Esta es ciertamente la vocación cristiana: “Caminar siempre como hijos de la luz, perseverando en la fe” (cf. Rito de la iniciación cristiana de adultos, n.° 226, Jn 12, 36). Si se trata de niños, es deber de los padres, junto con los padrinos y madrinas preocuparse por alimentar la llama de la gracia bautismal en sus pequeños, ayudándolos a perseverar en la fe (cf. Rito del bautismo de los niños, n. 73). “La educación en la fe, que en justicia se les debe a los niños, tiende a llevarles gradualmente a comprender y asimilar el plan de Dios en Cristo, para que finalmente ellos mismos puedan libremente ratificar la fe en que han sido bautizados”. (ibid., Introducción, 3).

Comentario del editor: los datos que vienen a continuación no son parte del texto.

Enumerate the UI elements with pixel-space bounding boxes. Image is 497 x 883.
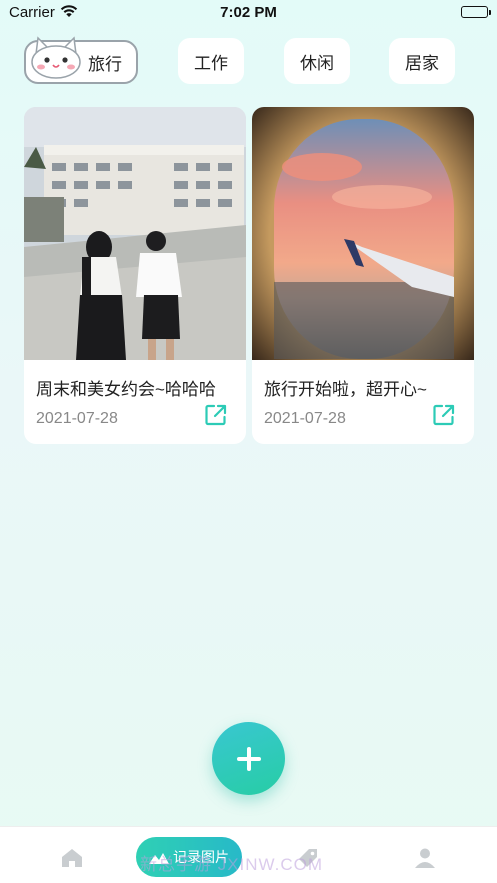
tab-travel[interactable]: 旅行 bbox=[24, 36, 138, 84]
bottom-nav: 记录图片 新总手游 JXINW.COM bbox=[0, 826, 497, 883]
profile-icon[interactable] bbox=[414, 847, 436, 869]
card-date: 2021-07-28 bbox=[36, 410, 118, 427]
home-icon[interactable] bbox=[61, 847, 83, 869]
tab-label: 居家 bbox=[405, 53, 439, 73]
tab-leisure[interactable]: 休闲 bbox=[284, 38, 350, 84]
status-bar: Carrier 7:02 PM bbox=[0, 0, 497, 26]
plus-icon bbox=[236, 746, 261, 771]
couple-walking-photo[interactable] bbox=[24, 107, 246, 360]
tab-label: 工作 bbox=[194, 53, 228, 73]
battery-icon bbox=[461, 6, 491, 18]
tab-label: 休闲 bbox=[300, 53, 334, 73]
card-title: 周末和美女约会~哈哈哈 bbox=[36, 380, 216, 399]
share-icon[interactable] bbox=[432, 403, 456, 427]
photo-card[interactable]: 旅行开始啦，超开心~ 2021-07-28 bbox=[252, 107, 474, 444]
card-date: 2021-07-28 bbox=[264, 410, 346, 427]
airplane-window-sunset-photo[interactable] bbox=[252, 107, 474, 360]
tab-home[interactable]: 居家 bbox=[389, 38, 455, 84]
photo-card[interactable]: 周末和美女约会~哈哈哈 2021-07-28 bbox=[24, 107, 246, 444]
watermark: 新总手游 JXINW.COM bbox=[140, 855, 324, 874]
card-title: 旅行开始啦，超开心~ bbox=[264, 380, 427, 399]
clock: 7:02 PM bbox=[220, 4, 277, 21]
share-icon[interactable] bbox=[204, 403, 228, 427]
cat-mascot-icon bbox=[31, 36, 81, 79]
tab-label: 旅行 bbox=[88, 54, 122, 74]
add-button[interactable] bbox=[212, 722, 285, 795]
tab-work[interactable]: 工作 bbox=[178, 38, 244, 84]
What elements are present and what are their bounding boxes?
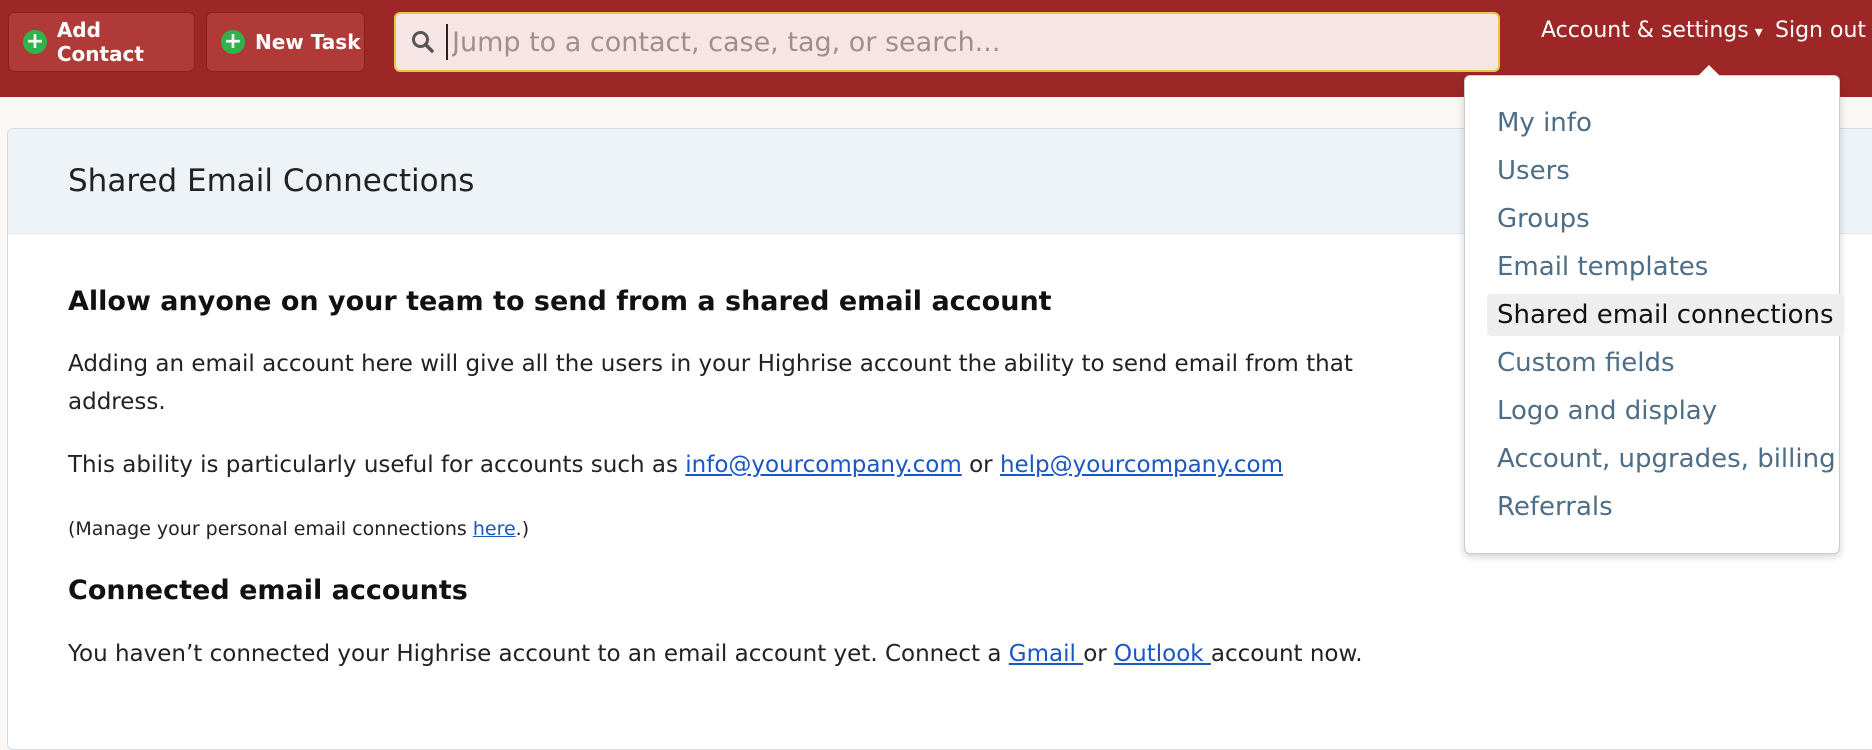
add-contact-label: Add Contact bbox=[56, 18, 144, 66]
connected-accounts-heading: Connected email accounts bbox=[68, 575, 468, 606]
search-box[interactable] bbox=[394, 12, 1500, 72]
help-email-link[interactable]: help@yourcompany.com bbox=[1000, 452, 1283, 478]
manage-here-link[interactable]: here bbox=[473, 518, 516, 540]
menu-item-logo-and-display[interactable]: Logo and display bbox=[1487, 390, 1727, 432]
account-settings-label: Account & settings bbox=[1541, 18, 1749, 43]
intro-line-1: Adding an email account here will give a… bbox=[68, 351, 1353, 377]
menu-item-custom-fields[interactable]: Custom fields bbox=[1487, 342, 1685, 384]
menu-item-users[interactable]: Users bbox=[1487, 150, 1580, 192]
gmail-link[interactable]: Gmail bbox=[1009, 641, 1083, 667]
info-email-link[interactable]: info@yourcompany.com bbox=[685, 452, 962, 478]
caret-down-icon: ▾ bbox=[1754, 22, 1763, 41]
menu-item-groups[interactable]: Groups bbox=[1487, 198, 1600, 240]
menu-item-email-templates[interactable]: Email templates bbox=[1487, 246, 1718, 288]
page-title: Shared Email Connections bbox=[68, 163, 475, 199]
manage-personal-connections-note: (Manage your personal email connections … bbox=[68, 510, 529, 548]
plus-circle-icon: + bbox=[23, 30, 47, 54]
useful-accounts-paragraph: This ability is particularly useful for … bbox=[68, 446, 1283, 484]
menu-item-referrals[interactable]: Referrals bbox=[1487, 486, 1623, 528]
text-cursor bbox=[446, 24, 448, 60]
search-input[interactable] bbox=[450, 25, 1454, 59]
intro-line-2: address. bbox=[68, 389, 166, 415]
manage-suffix: .) bbox=[515, 518, 530, 540]
new-task-label: New Task bbox=[255, 30, 361, 54]
connect-suffix: account now. bbox=[1210, 641, 1363, 667]
shared-account-heading: Allow anyone on your team to send from a… bbox=[68, 286, 1052, 317]
new-task-button[interactable]: + New Task bbox=[206, 12, 365, 72]
account-settings-menu-button[interactable]: Account & settings ▾ bbox=[1541, 18, 1763, 43]
menu-item-my-info[interactable]: My info bbox=[1487, 102, 1602, 144]
sign-out-link[interactable]: Sign out bbox=[1775, 18, 1866, 43]
dropdown-pointer bbox=[1697, 65, 1721, 77]
connect-account-paragraph: You haven’t connected your Highrise acco… bbox=[68, 635, 1363, 673]
intro-paragraph: Adding an email account here will give a… bbox=[68, 345, 1353, 421]
search-icon bbox=[412, 31, 434, 53]
connect-prefix: You haven’t connected your Highrise acco… bbox=[68, 641, 1009, 667]
account-settings-dropdown: My info Users Groups Email templates Sha… bbox=[1464, 65, 1844, 554]
connect-or: or bbox=[1083, 641, 1115, 667]
add-contact-button[interactable]: + Add Contact bbox=[8, 12, 195, 72]
plus-circle-icon: + bbox=[221, 30, 245, 54]
menu-item-shared-email-connections[interactable]: Shared email connections bbox=[1487, 294, 1844, 336]
useful-or: or bbox=[961, 452, 1000, 478]
manage-prefix: (Manage your personal email connections bbox=[68, 518, 473, 540]
menu-item-account-upgrades-billing[interactable]: Account, upgrades, billing bbox=[1487, 438, 1846, 480]
outlook-link[interactable]: Outlook bbox=[1114, 641, 1211, 667]
useful-prefix: This ability is particularly useful for … bbox=[68, 452, 686, 478]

La presencia viva de Cristo, que debemos  proteger, defender y dilatar en nosotros, es la lámpara que ilumina nuestros pasos,  luz que orienta nuestras decisiones, llama que calienta los corazones para  ir al encuentro del Señor, haciéndonos capaces de ayudar a los que hacen el camino con nosotros, hasta la comunión inseparable con Él. Ese día, dice también el Apocalipsis, “Noche ya no habrá; no tienen necesidad de luz de lámpara ni de luz del sol, porque el Señor Dios los alumbrará y reinarán por los siglos de los siglos” (véase 22: 5).

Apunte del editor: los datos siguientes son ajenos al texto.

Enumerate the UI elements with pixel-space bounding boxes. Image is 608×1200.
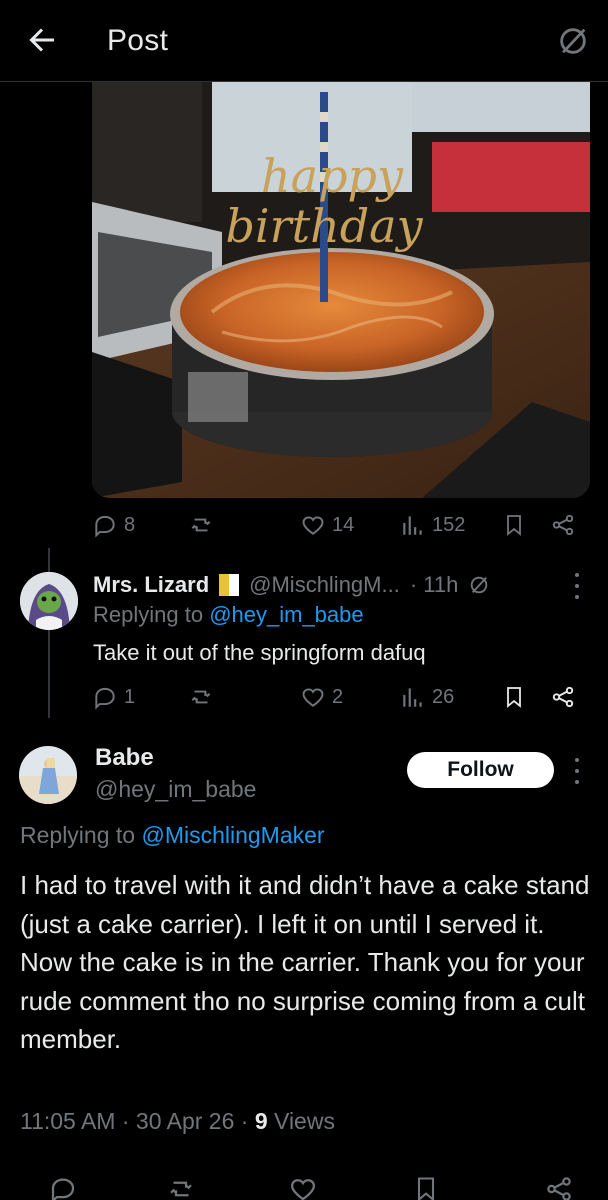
reply-button[interactable]: 1 (92, 684, 135, 710)
bookmark-icon (507, 515, 521, 536)
reply-count: 1 (124, 685, 136, 708)
reply-header: Mrs. Lizard @MischlingM... · 11h (93, 570, 573, 600)
views-icon (403, 688, 422, 707)
replying-handle-link[interactable]: @hey_im_babe (209, 602, 363, 627)
slashed-circle-icon (471, 576, 488, 594)
views-icon (403, 516, 422, 535)
top-bar: Post (0, 0, 608, 82)
svg-text:birthday: birthday (225, 199, 423, 253)
repost-icon (191, 690, 211, 704)
repost-button[interactable] (188, 684, 214, 710)
slashed-circle-icon[interactable] (556, 24, 590, 58)
cake-photo-icon: happy birthday (92, 82, 590, 498)
reply-text: Take it out of the springform dafuq (93, 640, 426, 665)
author-handle[interactable]: @hey_im_babe (95, 776, 256, 803)
repost-button[interactable] (188, 512, 214, 538)
reply-time: · 11h (409, 572, 459, 597)
share-icon (552, 514, 574, 536)
replying-label: Replying to (93, 602, 210, 627)
heart-icon (302, 688, 324, 707)
reply-button[interactable]: 8 (92, 512, 135, 538)
repost-icon (191, 518, 211, 532)
follow-button[interactable]: Follow (407, 752, 554, 788)
flag-icon (219, 574, 240, 596)
bookmark-button[interactable] (502, 684, 526, 710)
heart-icon (302, 516, 324, 535)
share-icon (552, 686, 574, 708)
reply-actions: 1 2 26 (92, 684, 590, 714)
beach-avatar-icon (19, 746, 77, 804)
main-post-actions (0, 1168, 608, 1200)
views-count: 152 (432, 513, 466, 536)
replying-handle-link[interactable]: @MischlingMaker (141, 822, 324, 848)
share-button[interactable] (550, 684, 576, 710)
svg-text:happy: happy (261, 149, 404, 203)
heart-icon[interactable] (288, 1174, 318, 1200)
reply-count: 8 (124, 513, 136, 536)
post-meta: 11:05 AM · 30 Apr 26 · 9 Views (20, 1108, 335, 1135)
reply-icon (95, 515, 115, 538)
views-count: 9 (254, 1108, 268, 1134)
bookmark-button[interactable] (502, 512, 526, 538)
post-text: I had to travel with it and didn’t have … (20, 870, 590, 1055)
original-post-actions: 8 14 152 (92, 512, 590, 542)
post-image[interactable]: happy birthday (92, 82, 590, 498)
post-timestamp: 11:05 AM · 30 Apr 26 · (20, 1108, 255, 1134)
arrow-left-icon[interactable] (24, 22, 60, 58)
repost-icon[interactable] (166, 1174, 196, 1200)
bookmark-icon[interactable] (412, 1174, 440, 1200)
share-button[interactable] (550, 512, 576, 538)
views-label: Views (267, 1108, 335, 1134)
like-button[interactable]: 14 (300, 512, 354, 538)
views-button[interactable]: 26 (400, 684, 454, 710)
more-options-icon[interactable] (573, 758, 581, 784)
reply-display-name[interactable]: Mrs. Lizard (93, 572, 209, 598)
avatar[interactable] (20, 572, 78, 630)
lizard-avatar-icon (20, 572, 78, 630)
share-icon[interactable] (544, 1174, 574, 1200)
views-count: 26 (432, 685, 455, 708)
bookmark-icon (507, 687, 521, 708)
page-title: Post (107, 24, 169, 57)
views-button[interactable]: 152 (400, 512, 465, 538)
author-display-name[interactable]: Babe (95, 744, 154, 772)
replying-label: Replying to (20, 822, 142, 848)
reply-handle[interactable]: @MischlingM... (249, 572, 400, 598)
reply-icon (95, 687, 115, 710)
avatar[interactable] (19, 746, 77, 804)
reply-replying-to: Replying to @hey_im_babe (93, 602, 364, 628)
like-count: 14 (332, 513, 355, 536)
like-count: 2 (332, 685, 344, 708)
more-options-icon[interactable] (573, 573, 581, 599)
reply-icon[interactable] (48, 1174, 78, 1200)
like-button[interactable]: 2 (300, 684, 343, 710)
main-replying-to: Replying to @MischlingMaker (20, 822, 325, 849)
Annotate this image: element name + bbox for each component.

La celebración del bautismo termina con la oración del Padre Nuestro, propia de la comunidad de los hijos de Dios. En efecto, los niños renacidos en el bautismo reciben la plenitud del don del Espíritu en la confirmación y participan en la eucaristía, aprendiendo lo que significa dirigirse a Dios llamándolo “Padre”.

Al final de estas catequesis sobre el Bautismo, repito a cada uno de vosotros la invitación que expresé en la exhortación apostólica Gaudete et Exsultate: “Deja que la gracia de tu Bautismo fructifique en un camino de santidad. Deja que todo esté abierto a Dios y para ello opta por él, elige a Dios una y otra vez. No te desalientes, porque tienes la fuerza del Espíritu Santo para que sea posible, y la santidad, en el fondo, es el fruto del Espíritu Santo en tu vida (cf. Ga 5,22-23)”.